• Joe Pace

Favorite Fictional Characters, #128: Baron Munchausen


"I'm tired of the world and the world is evidently tired of me."

Hieronymus Karl Frederick Baron von Munchausen, to be precise, the central figure and towering presence in Terry Gilliam's bizarre, wonderful 1988 film. Based loosely on Rudolf Raspe's 18th-century novel, the movie is complete visual spectacle. Gilliam (and some of his fellow Python alums) give free rein to imagination during what was a reportedly brutal production, and the result is strange and colorful and truly enjoyable, if not always comprehensible.
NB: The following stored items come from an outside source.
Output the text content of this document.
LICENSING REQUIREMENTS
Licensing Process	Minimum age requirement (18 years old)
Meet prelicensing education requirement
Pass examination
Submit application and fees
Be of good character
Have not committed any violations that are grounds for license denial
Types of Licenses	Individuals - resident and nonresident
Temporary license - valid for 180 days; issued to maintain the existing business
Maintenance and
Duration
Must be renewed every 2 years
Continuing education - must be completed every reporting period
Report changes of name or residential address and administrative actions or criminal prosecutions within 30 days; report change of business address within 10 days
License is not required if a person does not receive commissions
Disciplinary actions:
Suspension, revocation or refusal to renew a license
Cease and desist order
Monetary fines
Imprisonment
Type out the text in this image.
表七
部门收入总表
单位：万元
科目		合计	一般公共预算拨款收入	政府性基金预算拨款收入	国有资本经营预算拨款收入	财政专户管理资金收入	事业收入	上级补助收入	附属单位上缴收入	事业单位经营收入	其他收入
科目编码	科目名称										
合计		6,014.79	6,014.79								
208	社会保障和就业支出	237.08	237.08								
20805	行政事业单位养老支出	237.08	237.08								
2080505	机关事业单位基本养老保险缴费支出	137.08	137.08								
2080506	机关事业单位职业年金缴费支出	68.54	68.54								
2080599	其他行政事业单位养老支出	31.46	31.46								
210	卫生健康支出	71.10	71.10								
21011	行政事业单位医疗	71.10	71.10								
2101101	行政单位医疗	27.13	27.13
Munchausen himself is a sort of version of the Most Interesting Man Alive, a lightfooted adventurer and doer of gallant deeds, a throwback to a more chivalrous and elegant time, a wooer of ladies and charmer of crowds, with a smile so perfect it actually sparkles as he prances through a fanciful landscape of marvels. We're never quite sure how much of what he tells us about his exploits is true and how much is invented from whole cloth, but it hardly matters. Munchausen is spinning the yarn of his life, and it's a damn good one. In the end, faced with the dual threats of advancing Turks and advancing age, the good baron never submits, drawing on his considerable resources of courage.
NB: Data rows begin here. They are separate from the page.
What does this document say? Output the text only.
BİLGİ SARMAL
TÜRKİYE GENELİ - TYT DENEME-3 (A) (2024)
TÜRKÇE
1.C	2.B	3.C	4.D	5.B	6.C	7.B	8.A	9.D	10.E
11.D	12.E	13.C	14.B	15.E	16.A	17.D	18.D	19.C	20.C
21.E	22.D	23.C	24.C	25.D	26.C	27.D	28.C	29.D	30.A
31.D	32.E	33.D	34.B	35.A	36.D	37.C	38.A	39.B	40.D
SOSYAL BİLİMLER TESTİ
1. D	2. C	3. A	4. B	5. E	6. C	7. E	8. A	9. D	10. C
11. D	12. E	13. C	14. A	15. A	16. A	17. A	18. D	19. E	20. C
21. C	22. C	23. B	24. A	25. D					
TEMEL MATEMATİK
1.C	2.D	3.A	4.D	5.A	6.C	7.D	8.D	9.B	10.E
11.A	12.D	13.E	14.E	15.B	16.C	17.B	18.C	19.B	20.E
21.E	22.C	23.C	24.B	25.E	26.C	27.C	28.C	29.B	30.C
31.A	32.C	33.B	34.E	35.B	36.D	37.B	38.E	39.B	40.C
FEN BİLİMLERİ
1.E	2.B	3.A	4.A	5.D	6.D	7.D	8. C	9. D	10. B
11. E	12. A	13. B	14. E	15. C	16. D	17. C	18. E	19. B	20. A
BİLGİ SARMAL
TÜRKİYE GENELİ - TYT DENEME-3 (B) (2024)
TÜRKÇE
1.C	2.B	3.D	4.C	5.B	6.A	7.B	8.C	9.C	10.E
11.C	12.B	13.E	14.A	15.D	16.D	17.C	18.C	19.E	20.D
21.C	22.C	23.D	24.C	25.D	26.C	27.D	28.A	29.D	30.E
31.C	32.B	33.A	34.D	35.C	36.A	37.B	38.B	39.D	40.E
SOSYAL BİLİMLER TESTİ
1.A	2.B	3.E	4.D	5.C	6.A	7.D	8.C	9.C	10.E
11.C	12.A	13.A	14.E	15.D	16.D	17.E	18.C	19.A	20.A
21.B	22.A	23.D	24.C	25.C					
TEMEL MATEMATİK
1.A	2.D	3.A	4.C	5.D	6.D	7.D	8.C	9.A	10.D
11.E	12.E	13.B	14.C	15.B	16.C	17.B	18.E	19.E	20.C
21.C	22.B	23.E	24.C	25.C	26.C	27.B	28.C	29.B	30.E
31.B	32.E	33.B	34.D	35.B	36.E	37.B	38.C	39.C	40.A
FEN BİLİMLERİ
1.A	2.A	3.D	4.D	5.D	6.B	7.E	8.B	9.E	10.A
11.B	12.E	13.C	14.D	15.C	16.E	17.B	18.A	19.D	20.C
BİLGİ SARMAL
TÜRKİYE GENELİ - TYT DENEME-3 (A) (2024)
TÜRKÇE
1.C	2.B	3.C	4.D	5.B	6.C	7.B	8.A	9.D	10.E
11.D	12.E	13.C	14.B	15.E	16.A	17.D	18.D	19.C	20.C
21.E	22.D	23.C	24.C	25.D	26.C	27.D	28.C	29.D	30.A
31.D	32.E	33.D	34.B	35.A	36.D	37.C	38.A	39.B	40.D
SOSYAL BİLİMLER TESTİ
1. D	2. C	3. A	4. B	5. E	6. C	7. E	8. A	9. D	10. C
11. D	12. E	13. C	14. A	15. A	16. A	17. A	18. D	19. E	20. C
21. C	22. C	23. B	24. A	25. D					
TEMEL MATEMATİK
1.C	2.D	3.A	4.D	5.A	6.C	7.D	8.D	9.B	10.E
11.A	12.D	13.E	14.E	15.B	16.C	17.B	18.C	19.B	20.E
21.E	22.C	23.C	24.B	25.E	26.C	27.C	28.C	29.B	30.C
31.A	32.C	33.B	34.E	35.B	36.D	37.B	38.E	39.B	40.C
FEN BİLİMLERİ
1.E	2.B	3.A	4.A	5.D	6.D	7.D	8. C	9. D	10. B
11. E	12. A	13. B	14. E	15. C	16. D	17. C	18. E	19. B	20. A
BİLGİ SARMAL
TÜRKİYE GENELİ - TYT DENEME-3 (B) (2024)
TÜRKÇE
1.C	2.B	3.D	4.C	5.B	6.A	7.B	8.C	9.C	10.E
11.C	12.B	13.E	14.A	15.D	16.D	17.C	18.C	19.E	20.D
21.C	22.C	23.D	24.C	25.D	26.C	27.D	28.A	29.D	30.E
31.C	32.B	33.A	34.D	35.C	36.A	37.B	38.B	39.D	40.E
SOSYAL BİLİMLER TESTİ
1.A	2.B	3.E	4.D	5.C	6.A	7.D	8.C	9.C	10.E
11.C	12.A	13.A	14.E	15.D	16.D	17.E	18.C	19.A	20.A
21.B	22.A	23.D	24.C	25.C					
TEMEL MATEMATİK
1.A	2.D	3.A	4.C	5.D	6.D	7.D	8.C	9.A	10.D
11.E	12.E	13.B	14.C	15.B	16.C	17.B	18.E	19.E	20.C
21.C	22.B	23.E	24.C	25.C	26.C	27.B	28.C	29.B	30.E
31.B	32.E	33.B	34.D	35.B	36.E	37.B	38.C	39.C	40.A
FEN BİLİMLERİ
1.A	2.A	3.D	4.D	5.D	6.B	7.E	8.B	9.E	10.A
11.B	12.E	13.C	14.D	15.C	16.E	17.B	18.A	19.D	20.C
The central contrast of the film is whimsical inanity versus the pretentious empiricism of the Age of Reason, the baron's soaring enthusiasm with the dreary everyday. The world wants everything to make sense, to be neatly ordered and thoroughly understood, but Munchausen defies scientific explanation (and often the laws of the physical world), and the world wants no part of it. As Munchausen tells us himself, "Because it's all logic and reason now. Science, progress, laws of hydraulics, laws of social dynamics, laws of this, that, and the other. No place for three-legged cyclops in the South Seas. No place for cucumber trees and oceans of wine. No place for me."

I beg to differ! There's always a place for adventure. I prefer to remember Baron Munchausen by another of his lines: "Your reality, sir, is lies and balderdash and I'm delighted to say that I have no grasp of it whatsoever."